Meet Emma Noyes

Aug 31, 2022

Until Feb. 1, 2023, we were Group Health Foundation. This post was written under our former identity. To learn more about our new name, read our announcement here.

Emma standing beside a lake and patch of flowers dressed in black pants, tan sweatshirt, denim vest, and woven hat carrying her son wrapped in a blanket.

Emma Noyes holding her son near Lake Roosevelt during the 2022 intertribal river canoe journey to Kettle Falls.

Emma Noyes is Group Health Foundation’s new research director and advances research efforts to support the long-term visions of grantee organizations working to build power in Washington state. She guides the foundation’s implementation of values-aligned research and ensures GHF can translate that information into action.

Emma brings expansive knowledge and expertise to the role, having previously worked at Indigenous and community-based research institutes at the University of Washington and the University of New Mexico. Most recently, she was a program officer with Empire Health Foundation in Spokane.

What initially drew Emma to GHF was the articulation of its values. “Specifically, being able to say that racial equity and collective liberation are going to be the center of our focus was very important to me and made me think, ‘Wow, I really want to learn more.’”

Having developed a strong interest in research ethics, Emma recognizes that for many communities, including her own, research has created harm, perpetuated stereotypes, and wholly undervalued or overlooked community knowledge and expertise.

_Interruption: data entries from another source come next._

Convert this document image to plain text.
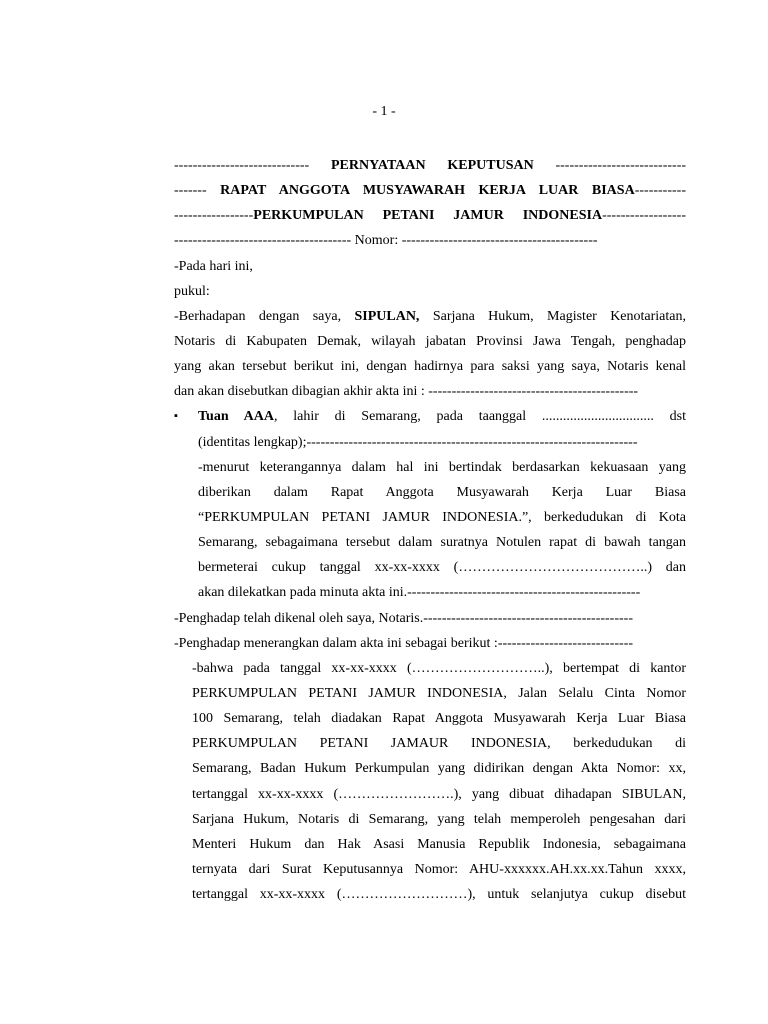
- 1 -
----------------------------- PERNYATAAN KEPUTUSAN ----------------------------
------- RAPAT ANGGOTA MUSYAWARAH KERJA LUAR BIASA-----------
-----------------PERKUMPULAN PETANI JAMUR INDONESIA------------------
-------------------------------------- Nomor: ------------------------------------------
-Pada hari ini,
pukul:
-Berhadapan dengan saya, SIPULAN, Sarjana Hukum, Magister Kenotariatan,
Notaris di Kabupaten Demak, wilayah jabatan Provinsi Jawa Tengah, penghadap
yang akan tersebut berikut ini, dengan hadirnya para saksi yang saya, Notaris kenal
dan akan disebutkan dibagian akhir akta ini : ---------------------------------------------
▪	Tuan AAA, lahir di Semarang, pada taanggal ................................ dst
(identitas lengkap);-----------------------------------------------------------------------
-menurut keterangannya dalam hal ini bertindak berdasarkan kekuasaan yang
diberikan dalam Rapat Anggota Musyawarah Kerja Luar Biasa
“PERKUMPULAN PETANI JAMUR INDONESIA.”, berkedudukan di Kota
Semarang, sebagaimana tersebut dalam suratnya Notulen rapat di bawah tangan
bermeterai cukup tanggal xx-xx-xxxx (…………………………………..) dan
akan dilekatkan pada minuta akta ini.--------------------------------------------------
-Penghadap telah dikenal oleh saya, Notaris.---------------------------------------------
-Penghadap menerangkan dalam akta ini sebagai berikut :-----------------------------
-bahwa pada tanggal xx-xx-xxxx (………………………..), bertempat di kantor
PERKUMPULAN PETANI JAMUR INDONESIA, Jalan Selalu Cinta Nomor
100 Semarang, telah diadakan Rapat Anggota Musyawarah Kerja Luar Biasa
PERKUMPULAN PETANI JAMAUR INDONESIA, berkedudukan di
Semarang, Badan Hukum Perkumpulan yang didirikan dengan Akta Nomor: xx,
tertanggal xx-xx-xxxx (…………………….), yang dibuat dihadapan SIBULAN,
Sarjana Hukum, Notaris di Semarang, yang telah memperoleh pengesahan dari
Menteri Hukum dan Hak Asasi Manusia Republik Indonesia, sebagaimana
ternyata dari Surat Keputusannya Nomor: AHU-xxxxxx.AH.xx.xx.Tahun xxxx,
tertanggal xx-xx-xxxx (………………………), untuk selanjutya cukup disebut
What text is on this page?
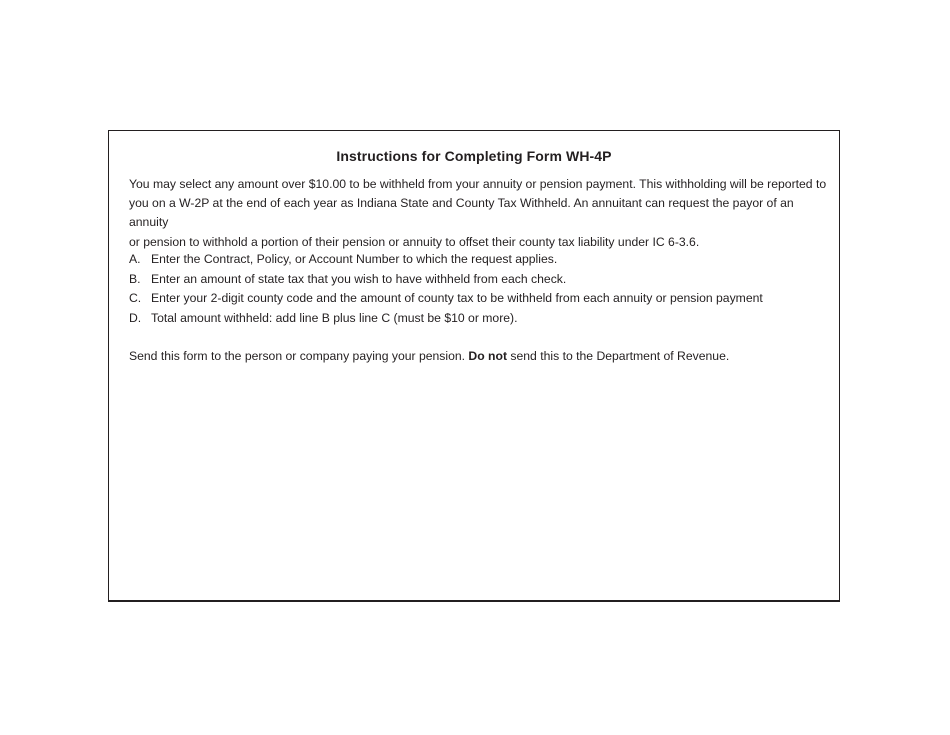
Instructions for Completing Form WH-4P

You may select any amount over $10.00 to be withheld from your annuity or pension payment. This withholding will be reported to
you on a W-2P at the end of each year as Indiana State and County Tax Withheld. An annuitant can request the payor of an annuity
or pension to withhold a portion of their pension or annuity to offset their county tax liability under IC 6-3.6.

A. Enter the Contract, Policy, or Account Number to which the request applies.
B. Enter an amount of state tax that you wish to have withheld from each check.
C. Enter your 2-digit county code and the amount of county tax to be withheld from each annuity or pension payment
D. Total amount withheld: add line B plus line C (must be $10 or more).

Send this form to the person or company paying your pension. Do not send this to the Department of Revenue.
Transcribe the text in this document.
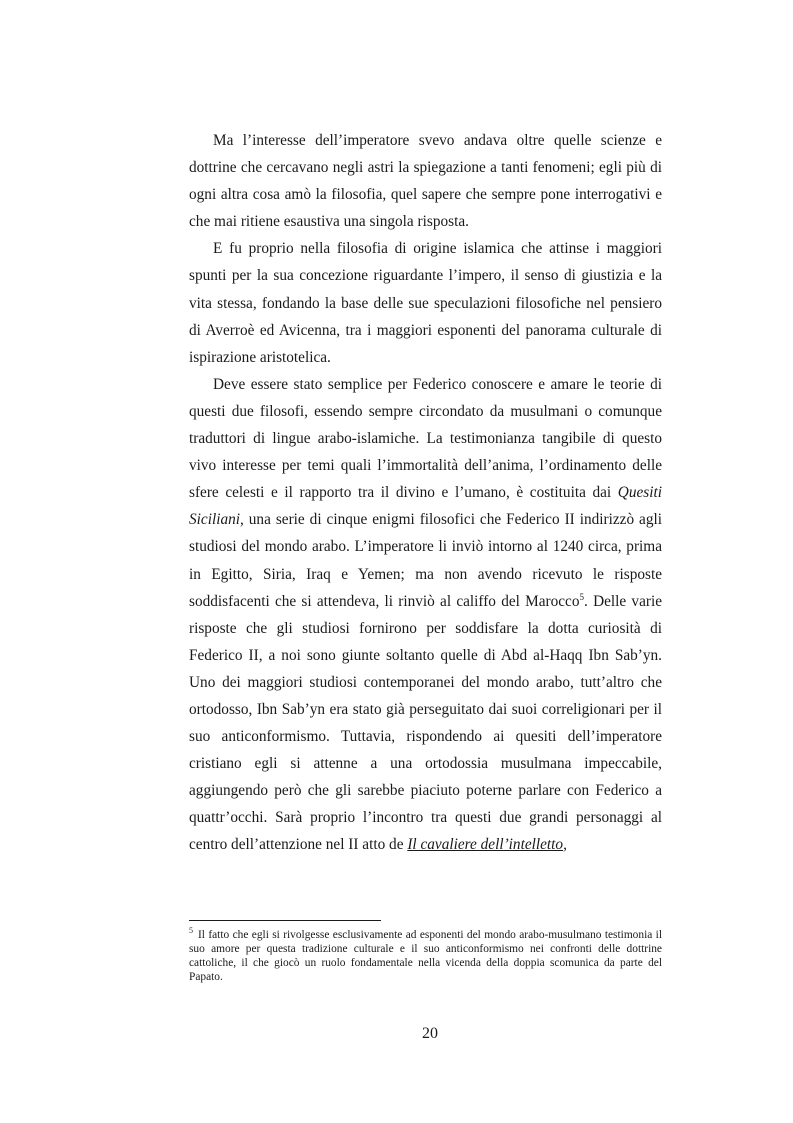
Ma l’interesse dell’imperatore svevo andava oltre quelle scienze e dottrine che cercavano negli astri la spiegazione a tanti fenomeni; egli più di ogni altra cosa amò la filosofia, quel sapere che sempre pone interrogativi e che mai ritiene esaustiva una singola risposta.

E fu proprio nella filosofia di origine islamica che attinse i maggiori spunti per la sua concezione riguardante l’impero, il senso di giustizia e la vita stessa, fondando la base delle sue speculazioni filosofiche nel pensiero di Averroè ed Avicenna, tra i maggiori esponenti del panorama culturale di ispirazione aristotelica.

Deve essere stato semplice per Federico conoscere e amare le teorie di questi due filosofi, essendo sempre circondato da musulmani o comunque traduttori di lingue arabo-islamiche. La testimonianza tangibile di questo vivo interesse per temi quali l’immortalità dell’anima, l’ordinamento delle sfere celesti e il rapporto tra il divino e l’umano, è costituita dai Quesiti Siciliani, una serie di cinque enigmi filosofici che Federico II indirizzò agli studiosi del mondo arabo. L’imperatore li inviò intorno al 1240 circa, prima in Egitto, Siria, Iraq e Yemen; ma non avendo ricevuto le risposte soddisfacenti che si attendeva, li rinviò al califfo del Marocco$^5$. Delle varie risposte che gli studiosi fornirono per soddisfare la dotta curiosità di Federico II, a noi sono giunte soltanto quelle di Abd al-Haqq Ibn Sab’yn. Uno dei maggiori studiosi contemporanei del mondo arabo, tutt’altro che ortodosso, Ibn Sab’yn era stato già perseguitato dai suoi correligionari per il suo anticonformismo. Tuttavia, rispondendo ai quesiti dell’imperatore cristiano egli si attenne a una ortodossia musulmana impeccabile, aggiungendo però che gli sarebbe piaciuto poterne parlare con Federico a quattr’occhi. Sarà proprio l’incontro tra questi due grandi personaggi al centro dell’attenzione nel II atto de Il cavaliere dell’intelletto,

$^5$ Il fatto che egli si rivolgesse esclusivamente ad esponenti del mondo arabo-musulmano testimonia il suo amore per questa tradizione culturale e il suo anticonformismo nei confronti delle dottrine cattoliche, il che giocò un ruolo fondamentale nella vicenda della doppia scomunica da parte del Papato.
20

In her new role, she strives to maximize community benefit through the research division’s approach to community-driven research, communities’ ownership of and access to data, and the dissemination of information that inspires action.

Emma is an enrolled member of the Confederated Tribes of the Colville Reservation and grew up in the Omak district of the reservation where she spent a lot of time getting to know the land. “I was fortunate to be from a family that spent a lot of time on the land and on the water.” Gathering traditional foods, whether for a community feast or to keep an elder’s cupboards full, is how Emma learned to be a good helper. She lives by the cultural guidance to “recognize your gifts, hone your gifts, and use them to help the people.” In her culture, gifts are not simply innate abilities or talents, they include emotions and the full range of capacities that individuals, communities, and the natural world share.

Emma comes from a family of creative people. Their influence on her work is clear in her holistic approach. “I was raised by a family of artists. My dad is a carver of stone, wood, bone, and horn, and my mom plays the upright bass.” Emma shares, “I’ve had the privilege of having a dual career embracing art and doing work as an illustrator and being able to bring art into the public health sphere.”

Emma has lived in Spokane for nearly a decade. While different from her upbringing in Okanogan County, living on the ancestral homelands of the Spokane people reminds her of her youth. She sees it as a wonderful place to be immersed in Indigenous cultural revitalization work, especially around language.

“My daughter goes to a full-day immersion school here in Spokane. We’re hoping our son will also get to go there when he’s older,” she says. “That’s what brings me to living in Spokane. I think it’s the only place where my daughter could really have that experience, and that’s part of what grounds us here.”

A person with their back facing the camera standing on a blue industrial lift painting animal illustrations on a white wall in black ink.

Emma painting a mural in Nelson, BC, a city on the traditional homelands of the Lakes band of the Colville Tribes.